Cached bad response: ValueError: Expected dict_keys(['answer']) but got dict_keys([])

stanfordnlp / dspy

DSPy: The framework for programming—not prompting—foundation models

https://dspy-docs.vercel.app/

MIT License

17.49k stars 1.33k forks source link

Cached bad response: ValueError: Expected dict_keys(['answer']) but got dict_keys([]) #1544

Open isaacbmiller opened 1 week ago

isaacbmiller commented 1 week ago

If running an evaluation but the model messes up the output formatting, litellm will still cache it because the response was valid, just not correct schema.

If this happens enough to cancel the evaluation, all of your good requests are trapped b/c the parsed examples are still there.

I think I should probably be able to specify retries for bad formatting.

Currently I don't increase the number of errors I allow, but thats another solution. Seems much more prevalent for stupider models or models without few shot examples yet, but even with 3 good bootstrapped examples 3.2 1B wasnt able to get through the evaluation set.

I could see the current caching behavior technically being desired but it isnt fun from a user experience perspective

cc @okhat @Shangyint

isaacbmiller commented 1 week ago

I can work on this once we agree on a direction

Shangyint commented 1 week ago

I've had similar experience behavior with caching for other web search APIs where bad (but valid) http response got cached too. Is there a way to wrap the caching function with the schema parsing code, so that an error could be thrown or retried internally to prevent caching for the failing cases.
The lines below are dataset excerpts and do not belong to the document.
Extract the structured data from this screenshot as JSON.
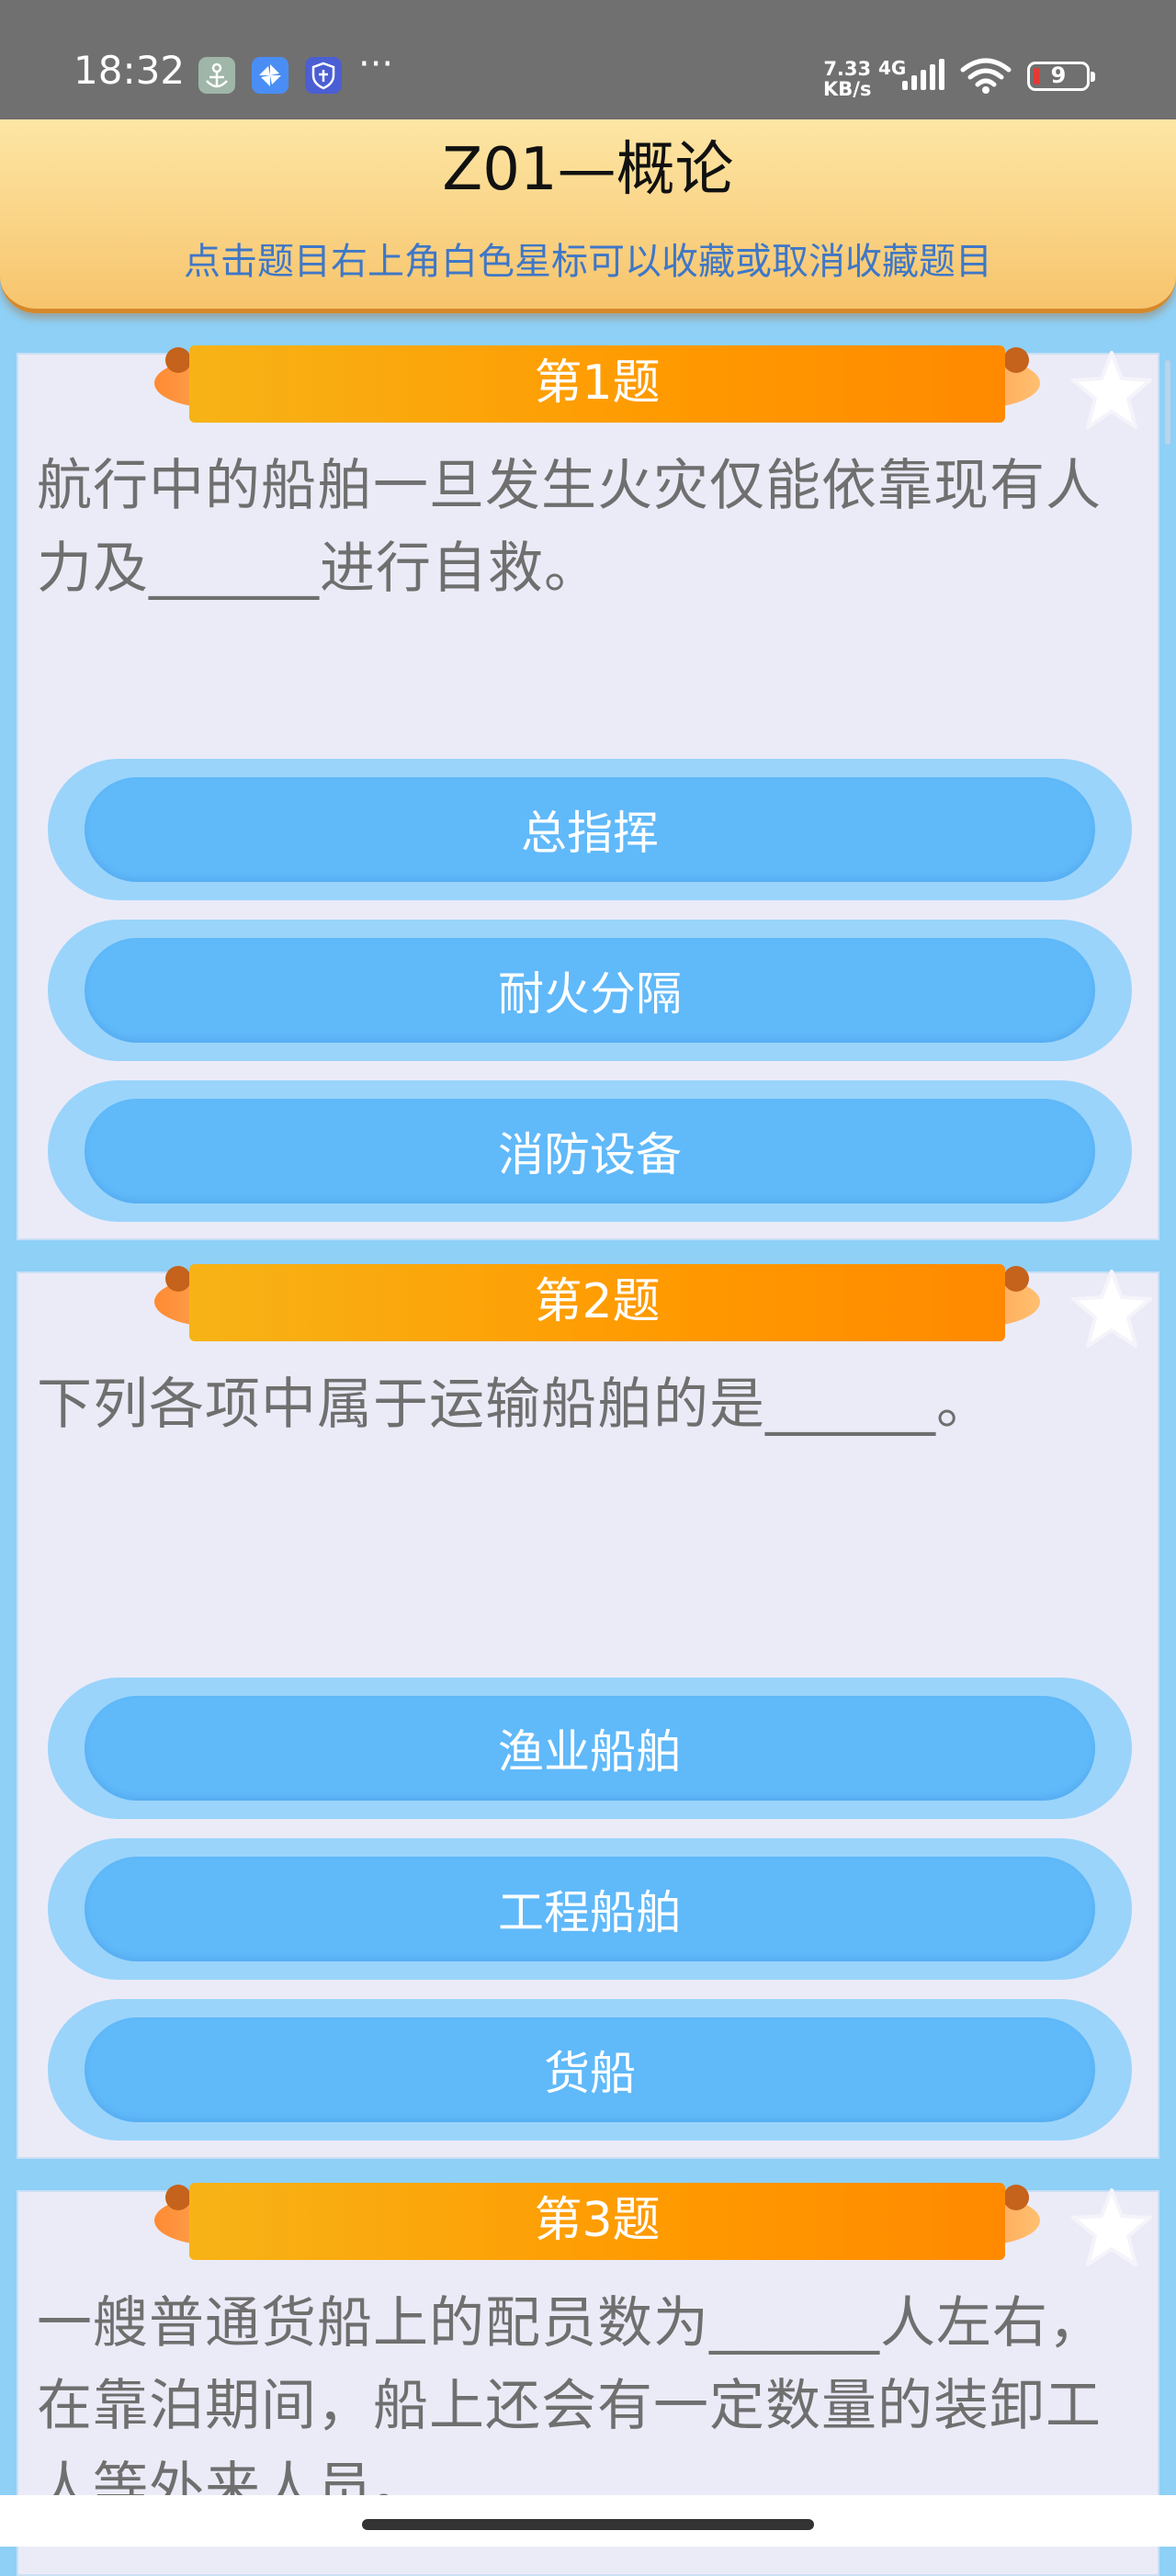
{
  "status_bar": {
    "time": "18:32",
    "more": "···",
    "net_speed_value": "7.33",
    "net_speed_unit": "KB/s",
    "network_type": "4G",
    "battery_level": "9",
    "icons": [
      "anchor-app-icon",
      "fan-app-icon",
      "shield-app-icon",
      "signal-icon",
      "wifi-icon",
      "battery-icon"
    ]
  },
  "header": {
    "title": "Z01—概论",
    "hint": "点击题目右上角白色星标可以收藏或取消收藏题目"
  },
  "questions": [
    {
      "label": "第1题",
      "text": "航行中的船舶一旦发生火灾仅能依靠现有人力及______进行自救。",
      "options": [
        "总指挥",
        "耐火分隔",
        "消防设备"
      ],
      "starred": false
    },
    {
      "label": "第2题",
      "text": "下列各项中属于运输船舶的是______。",
      "options": [
        "渔业船舶",
        "工程船舶",
        "货船"
      ],
      "starred": false
    },
    {
      "label": "第3题",
      "text": "一艘普通货船上的配员数为______人左右，在靠泊期间，船上还会有一定数量的装卸工人等外来人员。",
      "options": [],
      "starred": false
    }
  ],
  "colors": {
    "page_bg": "#8FD0F6",
    "banner": "#FF9900",
    "option": "#60B9F9",
    "hint_text": "#3F77C7"
  }
}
okhat commented 1 week ago

@isaacbmiller I'm unsure I understand the issue. Just make sure the retry has a different temperature or a slightly different prompt? Why would you retry the identical prompt request?
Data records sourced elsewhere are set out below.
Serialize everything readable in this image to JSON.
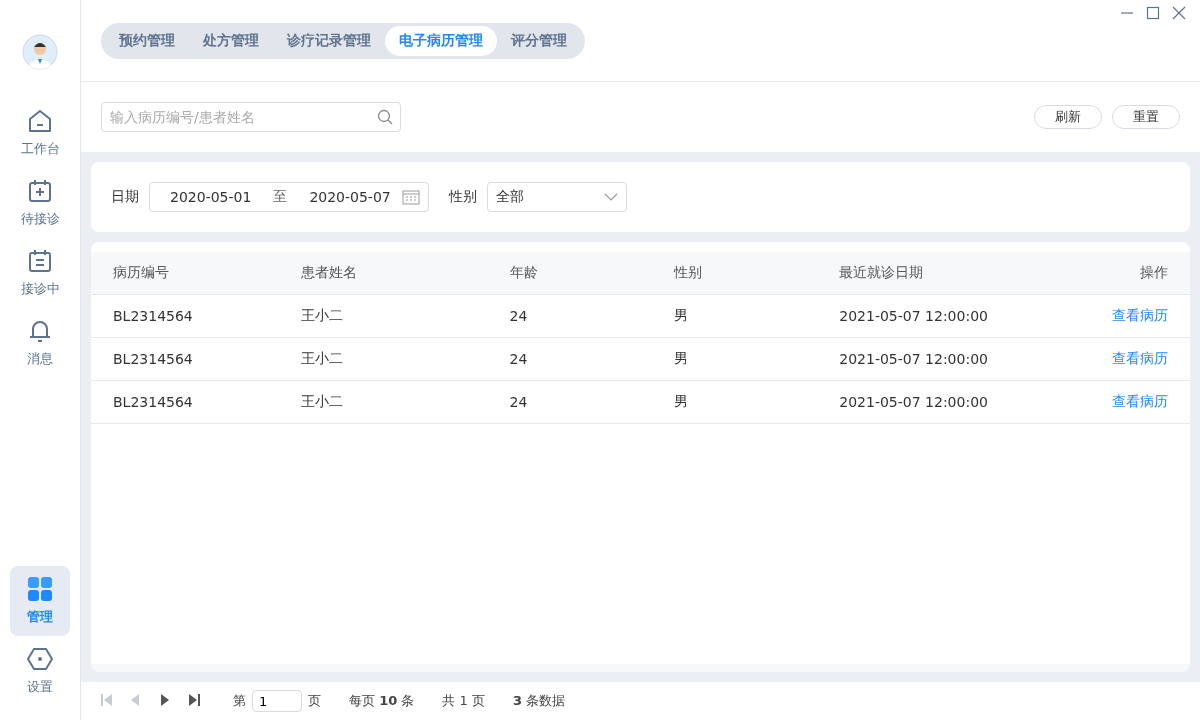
{
  "sidebar": {
    "items": [
      {
        "label": "工作台",
        "kind": "home",
        "selected": false
      },
      {
        "label": "待接诊",
        "kind": "calendar-plus",
        "selected": false
      },
      {
        "label": "接诊中",
        "kind": "calendar-list",
        "selected": false
      },
      {
        "label": "消息",
        "kind": "bell",
        "selected": false
      }
    ],
    "bottom_items": [
      {
        "label": "管理",
        "kind": "grid",
        "selected": true
      },
      {
        "label": "设置",
        "kind": "hexagon",
        "selected": false
      }
    ]
  },
  "tabs": [
    {
      "label": "预约管理",
      "selected": false
    },
    {
      "label": "处方管理",
      "selected": false
    },
    {
      "label": "诊疗记录管理",
      "selected": false
    },
    {
      "label": "电子病历管理",
      "selected": true
    },
    {
      "label": "评分管理",
      "selected": false
    }
  ],
  "search": {
    "placeholder": "输入病历编号/患者姓名"
  },
  "buttons": [
    "刷新",
    "重置"
  ],
  "filters": {
    "date_label": "日期",
    "date_from": "2020-05-01",
    "date_sep": "至",
    "date_to": "2020-05-07",
    "gender_label": "性别",
    "gender_value": "全部"
  },
  "table": {
    "columns": [
      "病历编号",
      "患者姓名",
      "年龄",
      "性别",
      "最近就诊日期",
      "操作"
    ],
    "rows": [
      {
        "cells": [
          "BL2314564",
          "王小二",
          "24",
          "男",
          "2021-05-07 12:00:00"
        ],
        "action": "查看病历"
      },
      {
        "cells": [
          "BL2314564",
          "王小二",
          "24",
          "男",
          "2021-05-07 12:00:00"
        ],
        "action": "查看病历"
      },
      {
        "cells": [
          "BL2314564",
          "王小二",
          "24",
          "男",
          "2021-05-07 12:00:00"
        ],
        "action": "查看病历"
      }
    ]
  },
  "pager": {
    "nav": [
      {
        "kind": "first",
        "disabled": true
      },
      {
        "kind": "prev",
        "disabled": true
      },
      {
        "kind": "next",
        "disabled": false
      },
      {
        "kind": "last",
        "disabled": false
      }
    ],
    "page_prefix": "第",
    "page": "1",
    "page_suffix": "页",
    "per_page": "每页 **10** 条",
    "total_pages": "共 1 页",
    "total": "**3** 条数据"
  }
}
isaacbmiller commented 1 week ago

@isaacbmiller I'm unsure I understand the issue. Just make sure the retry has a different temperature or a slightly different prompt? Why would you retry the identical prompt request?
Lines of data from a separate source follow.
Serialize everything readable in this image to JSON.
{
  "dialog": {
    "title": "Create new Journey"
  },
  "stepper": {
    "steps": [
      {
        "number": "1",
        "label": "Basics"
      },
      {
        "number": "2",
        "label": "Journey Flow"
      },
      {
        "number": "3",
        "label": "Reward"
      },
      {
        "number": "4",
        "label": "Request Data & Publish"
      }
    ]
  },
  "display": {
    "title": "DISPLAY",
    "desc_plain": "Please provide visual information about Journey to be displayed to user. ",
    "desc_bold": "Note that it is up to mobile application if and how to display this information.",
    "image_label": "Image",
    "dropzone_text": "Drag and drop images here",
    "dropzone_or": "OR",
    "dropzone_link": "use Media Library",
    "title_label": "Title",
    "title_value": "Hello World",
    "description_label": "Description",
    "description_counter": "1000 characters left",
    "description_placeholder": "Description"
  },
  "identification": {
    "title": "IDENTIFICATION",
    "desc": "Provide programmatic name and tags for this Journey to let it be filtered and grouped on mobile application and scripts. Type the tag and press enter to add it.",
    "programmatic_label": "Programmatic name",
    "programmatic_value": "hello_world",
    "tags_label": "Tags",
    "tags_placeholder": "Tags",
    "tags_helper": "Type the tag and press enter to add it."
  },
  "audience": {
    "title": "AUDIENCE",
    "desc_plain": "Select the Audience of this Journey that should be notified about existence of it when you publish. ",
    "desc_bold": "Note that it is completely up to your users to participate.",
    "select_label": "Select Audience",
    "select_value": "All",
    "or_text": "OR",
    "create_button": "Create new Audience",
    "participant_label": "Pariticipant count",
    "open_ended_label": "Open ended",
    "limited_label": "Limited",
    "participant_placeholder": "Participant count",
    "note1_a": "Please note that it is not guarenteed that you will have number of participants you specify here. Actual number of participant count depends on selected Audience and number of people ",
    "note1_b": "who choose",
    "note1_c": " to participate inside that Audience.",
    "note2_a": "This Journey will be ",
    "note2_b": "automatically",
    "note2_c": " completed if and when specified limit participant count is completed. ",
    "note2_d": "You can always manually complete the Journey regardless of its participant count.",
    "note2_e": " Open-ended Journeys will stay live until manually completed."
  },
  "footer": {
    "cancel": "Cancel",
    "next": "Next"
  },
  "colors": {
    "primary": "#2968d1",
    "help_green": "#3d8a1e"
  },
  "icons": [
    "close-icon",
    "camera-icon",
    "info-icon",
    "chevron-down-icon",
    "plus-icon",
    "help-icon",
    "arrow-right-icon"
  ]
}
For any temperature > 0, there is some chance that if a prompt fails once that does not mean that it will fail again the second time.

For evaluation its fine to be like - yep the model cant do it, mark as no, move on.

For any less error tolerant situation(still with temp > 0), and I would want to retry until I get a correct parse.

1B only errored for probably 20/500 examples, so clearly it is smart enough to maybe get it with another retry.